Да, конечно, эти алмазы нуждаются в некоторой огранке. Ведь и в алмазных копях мы выбираем более крупные алмазы и не собираем пыль, мелкие блестки.
Помните, как необыкновенно мудро сказал где-то Горький: чем ближе к натуре, тем лучше, а если совсем натура — не годится.
…В сгущающейся темноте прошел парень с девушкой. Он бережно держал ее за талию, и его пушистый льняной чуб еле заметно трепал ветерок. У девушки было милое круглое лицо, курносый нос. И, словно предупреждая то, что я хотел сказать ему о русском типе, Толстой продолжал:
— Приглядитесь-ка к лицам встречающихся вам людей и сравните их с портретами кисти Гольбейна, Гойи, наших Боровиковского и Левицкого, не говоря уже о Брюллове. Сегодня, например, в нашем санатории «Сосны» мне встретилась женщина — она работает на кухне, — прямо-таки сошедшая с портрета Дюрера. А ведь этот портрет, как утверждают искусствоведы, передает немецкий тип шестнадцатого века! Поглядите на лица наших грузин, евреев. Постарайтесь отвлечься от их смуглости, и вы увидите у них черты, которые могут встретиться и у итальянца, и у русского, узбека, и даже человека монголоидной расы, если к нему внимательней присмотреться… Мы воюем с немцами, а мало ли из них таких же белобрысых, как только что прошедший парень? В этом смысле, в смысле этнического типа, все люди давно уже братья, но не подумайте, что я призываю к сосуществованию с фашистами!

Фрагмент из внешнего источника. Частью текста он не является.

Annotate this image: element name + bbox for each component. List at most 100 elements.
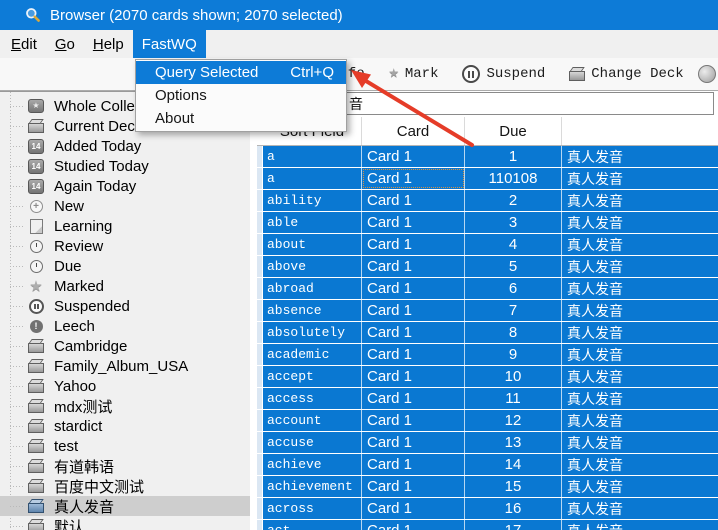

Нет, уж раз затеяли войну, подняли меч — пусть от меча и погибнут. И вообще, какое же может быть сотрудничество с фашистами в области идеологии или художественного творчества? Горький это давно понимал, еще в так называемые мирные годы… А вот будет ли в такой же священной ненависти к врагу хранить подрастающая советская молодежь наши резкие, непримиримые взгляды на жизнь, на искусство, на миссию художника? Она, эта молодежь будущего, которая уже не услышит плача голодных детей на пустынных и печальных дорогах войны…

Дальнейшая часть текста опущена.